Category: Exotic Sports 
Price Range: £61,744 to £128,307
Huge amounts of grip; sharp, direct steering; quick-shifting automatic gearbox; excellent performance.
Expensive to run, manual gearchange a little unwieldy, heavy clutch.
The four-wheel-drive Porsche 911 is now even better.




This is a supercar so don't expect it to come cheap. However, this is a decent effort and even the stockbroking community might enjoy the little extra spare change they've accrued from filling the tank up less often. According to official figures, this latest incarnation will achieve around 28mpg (25mpg for the S), which is no mean feat for a bona fide supercar.
There's no getting around the fact that owners will still face a hefty tax bill: no amount of tinkering can keep the emissions down. The coupe fares the best, emitting 237g/km of carbon dioxide: the 4S cabriolet is the worst offender emitting 263g/km. All four variants sit in the highest band (Band G) for road tax and those emissions mean you'll be facing a 35% company car tax bill.

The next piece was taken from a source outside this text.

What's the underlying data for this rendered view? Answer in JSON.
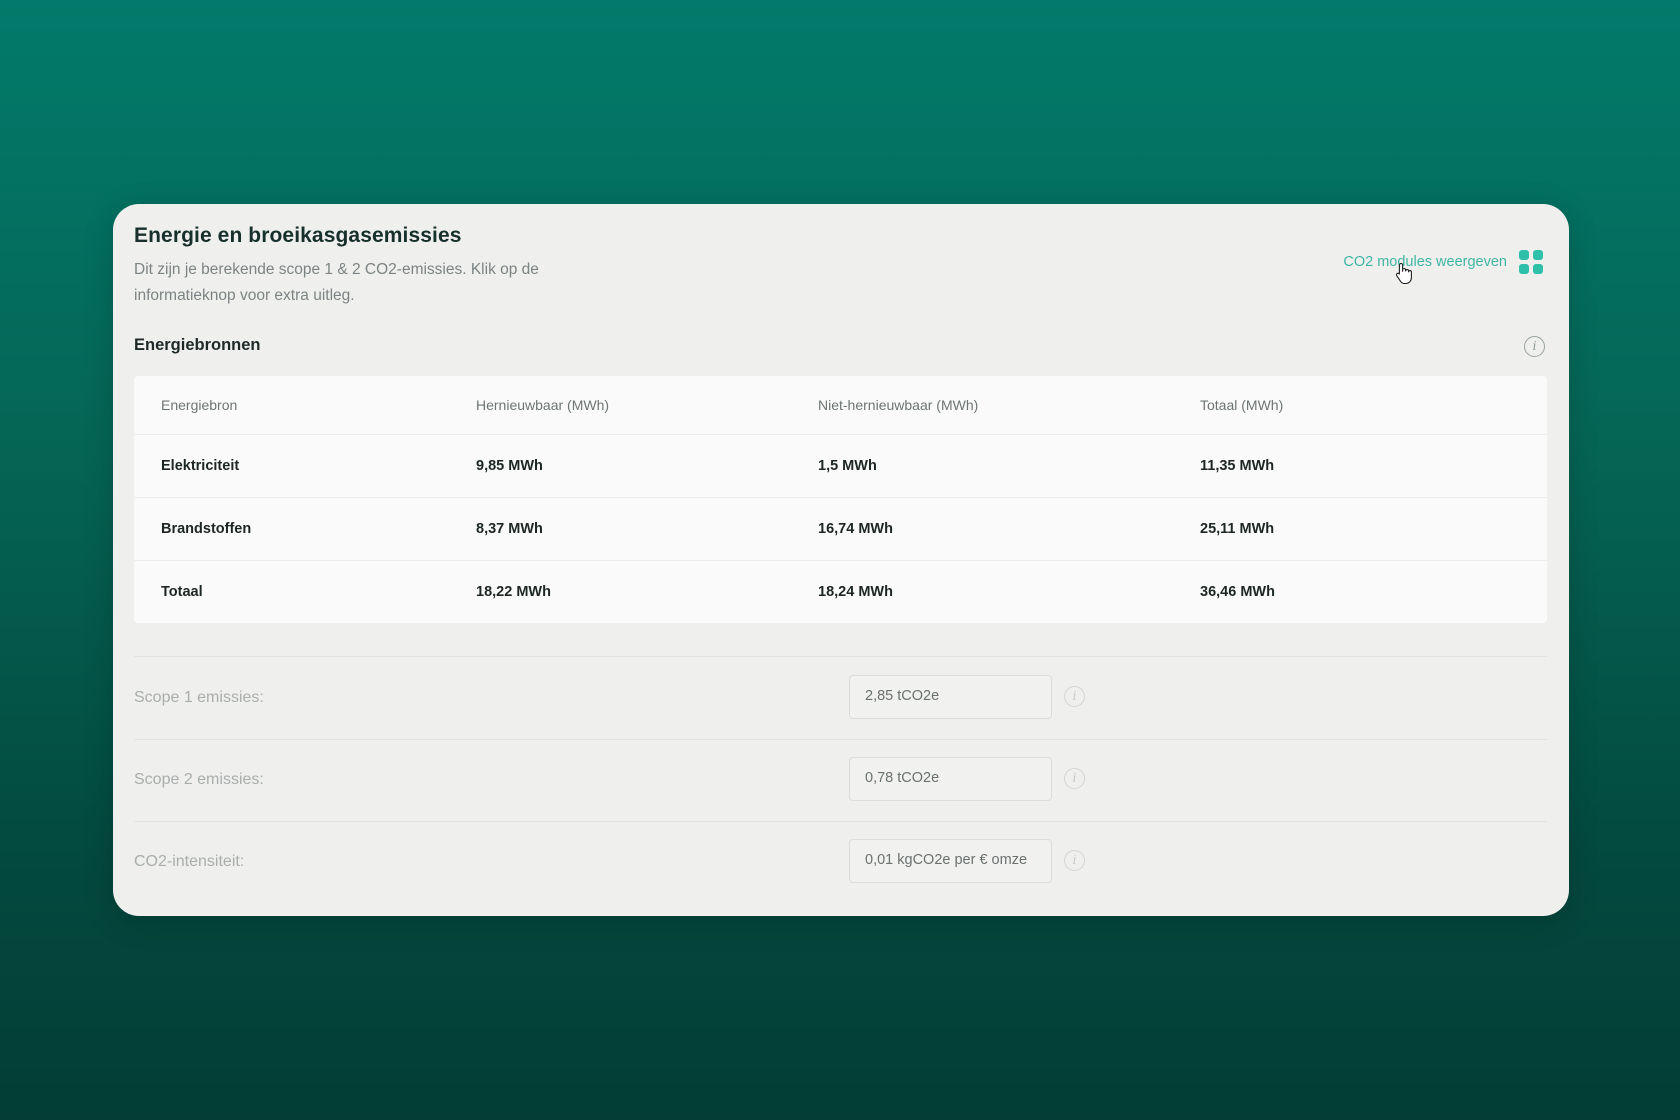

Insurance is in group 20 and servicing is at 18,600-mile intervals, but don't expect Porsche labour rates to be cheap.
Porsche insists that this new generation 911 is cheaper to run than the previous model. It says the average cost of maintenance is down 7% on the coupes and 6% on the cabriolets and that the grand total of maintenance, service, fuel, insurance and tax is down 3%. This is fine if you view life from the glass-half-full perspective, but the reality is: it's an expensive business owning a 911.